W Białej Podlaskiej trwają rozliczenia w Platformie Obywatelskiej po wyborach samorządowych. Poseł Stanisław Żmijan, szef lubelskiego Zarządu Regionu PO, konsekwentnie żąda sądu koleżeńskiego wobec działaczy popierających wcześniej tworzenie PO-PiS-u.
Zarząd regionu uchylił wówczas uchwałę bialskiej PO o wspieraniu Adama Abramowicza oraz skierował wniosek do sądu koleżeńskiego o usunięcie z PO przegranego kandydata I tury na prezydenta, Adama Chodzińskiego i Michała Litwiniuka za działalność "niezgodną z duchem partii”, czyli popieranie kandydata PiS. Obaj młodzi działacze PO związani z bialską PSW, byli rozgoryczeni, że niesłusznie, ich zdaniem, trafiają w nich represje.
– Jeśli nie podejmie decyzji o porzuceniu partii, to będziemy musieli koniecznie się z nim spotkać i omówić wiele istotnych spraw – zapowiedział poseł.
Kiedy o tych słowach dowiedział się senator Józef Bergier, nie ukrywał oburzenia. Kategorycznie zaprzeczył, aby miał przejść z PO do PJN.
– Wyobraźnia ludzka jest nieograniczona. Żyjemy w demokratycznym kraju i demokracja jest też w woj. lubelskim. Te wypowiedzi posła szkodzą PO – jednoznacznie ocenił senator.
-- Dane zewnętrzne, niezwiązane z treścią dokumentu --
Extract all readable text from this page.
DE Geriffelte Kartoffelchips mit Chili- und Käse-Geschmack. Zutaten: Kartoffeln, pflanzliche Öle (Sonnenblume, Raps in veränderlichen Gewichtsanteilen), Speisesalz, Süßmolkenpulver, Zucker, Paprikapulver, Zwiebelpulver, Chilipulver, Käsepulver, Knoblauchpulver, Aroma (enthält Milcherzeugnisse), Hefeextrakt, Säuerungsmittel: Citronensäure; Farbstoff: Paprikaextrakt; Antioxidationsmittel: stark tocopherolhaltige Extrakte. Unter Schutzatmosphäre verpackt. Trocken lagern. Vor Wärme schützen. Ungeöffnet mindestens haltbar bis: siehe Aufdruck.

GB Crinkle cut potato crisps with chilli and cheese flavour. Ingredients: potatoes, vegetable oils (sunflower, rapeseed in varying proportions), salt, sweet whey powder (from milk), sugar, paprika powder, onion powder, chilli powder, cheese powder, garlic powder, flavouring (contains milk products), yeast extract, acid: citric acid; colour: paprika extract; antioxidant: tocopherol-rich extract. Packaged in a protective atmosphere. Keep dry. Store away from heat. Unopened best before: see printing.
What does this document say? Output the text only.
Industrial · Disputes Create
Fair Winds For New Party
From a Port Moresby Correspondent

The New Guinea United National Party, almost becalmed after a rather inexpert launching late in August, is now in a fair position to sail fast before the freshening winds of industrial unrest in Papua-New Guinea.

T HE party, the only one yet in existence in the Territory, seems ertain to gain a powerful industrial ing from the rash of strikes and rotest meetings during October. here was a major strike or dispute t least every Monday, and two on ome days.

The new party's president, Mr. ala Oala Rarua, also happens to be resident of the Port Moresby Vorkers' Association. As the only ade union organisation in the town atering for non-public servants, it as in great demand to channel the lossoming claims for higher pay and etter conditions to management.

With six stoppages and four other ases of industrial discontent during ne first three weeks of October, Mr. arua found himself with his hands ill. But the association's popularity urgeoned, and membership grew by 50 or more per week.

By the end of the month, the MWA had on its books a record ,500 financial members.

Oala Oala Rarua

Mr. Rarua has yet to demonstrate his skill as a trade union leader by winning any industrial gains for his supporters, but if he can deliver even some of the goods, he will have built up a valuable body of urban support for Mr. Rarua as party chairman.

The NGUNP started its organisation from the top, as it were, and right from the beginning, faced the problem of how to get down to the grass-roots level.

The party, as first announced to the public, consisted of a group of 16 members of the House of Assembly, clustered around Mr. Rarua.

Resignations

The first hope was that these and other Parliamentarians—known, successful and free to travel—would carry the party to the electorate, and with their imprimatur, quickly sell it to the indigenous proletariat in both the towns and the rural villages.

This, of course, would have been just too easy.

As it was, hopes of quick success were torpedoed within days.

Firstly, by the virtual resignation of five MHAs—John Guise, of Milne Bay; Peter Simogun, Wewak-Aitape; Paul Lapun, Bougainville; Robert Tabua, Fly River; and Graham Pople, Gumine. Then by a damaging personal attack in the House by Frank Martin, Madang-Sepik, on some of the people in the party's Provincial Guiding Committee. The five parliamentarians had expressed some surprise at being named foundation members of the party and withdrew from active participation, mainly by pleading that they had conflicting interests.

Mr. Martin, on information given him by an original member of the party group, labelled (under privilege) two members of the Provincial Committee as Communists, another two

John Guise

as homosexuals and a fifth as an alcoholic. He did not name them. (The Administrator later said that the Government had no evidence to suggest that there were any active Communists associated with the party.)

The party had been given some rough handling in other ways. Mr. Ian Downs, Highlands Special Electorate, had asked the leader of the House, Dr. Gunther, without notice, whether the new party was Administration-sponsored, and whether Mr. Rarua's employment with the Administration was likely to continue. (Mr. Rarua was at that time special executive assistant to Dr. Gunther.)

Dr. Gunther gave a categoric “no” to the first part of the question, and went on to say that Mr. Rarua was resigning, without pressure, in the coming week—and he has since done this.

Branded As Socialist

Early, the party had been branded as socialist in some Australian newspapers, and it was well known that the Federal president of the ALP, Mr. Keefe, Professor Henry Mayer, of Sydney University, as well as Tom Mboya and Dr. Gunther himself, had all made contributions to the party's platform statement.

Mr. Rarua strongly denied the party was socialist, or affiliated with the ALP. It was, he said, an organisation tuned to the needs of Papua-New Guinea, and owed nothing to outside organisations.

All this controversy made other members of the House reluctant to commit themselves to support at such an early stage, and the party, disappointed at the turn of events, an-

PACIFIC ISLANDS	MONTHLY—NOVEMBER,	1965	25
Poseł nie ustępuje senatorowi: On szkodzi PO swoim działaniem! – kwituje Żmijan. I dodaje: Rzeczywiście, on woli być ze zwycięzcami. W bialskiej PO nastąpiło rozdwojenie. Już drugą kadencję w samorządzie mamy dobre wyniki po wyborach, ale nie współuczestniczymy w sprawowaniu władzy. To naganne. Tak partia się nie zachowuje. Źle oceniam to, co się dzieje w bialskiej PO!
Takiej oceny nie podziela Adam Wilczewski, szef organizacji miejskiej PO w Białej Podlaskiej.
– Nie było podstaw do twierdzenia, że jest rozłam – uważa Wilczewski. I dodaje: Przydałoby się wspólne lobby dla regionu.
Wilczewski liczy na załagodzenie sprawy rozliczenia przed sądem partyjnym wobec kandydata na bialskiego prezydenta Adama Chodzińskiego i radnego Michała Litwiniuka.
Poseł Żmijan jednak wyjaśnia, że zarząd regionu nie wycofał wniosku adresowanego do partyjnego sądu koleżeńskiego.
– O to usunięcie występowaliśmy jeszcze przed zakończeniem wyborów. Czekamy na decyzję sądu... – twardo zapowiada.
Adam Chodziński nie spodziewa się, aby partia usunęła go ze swoich szeregów.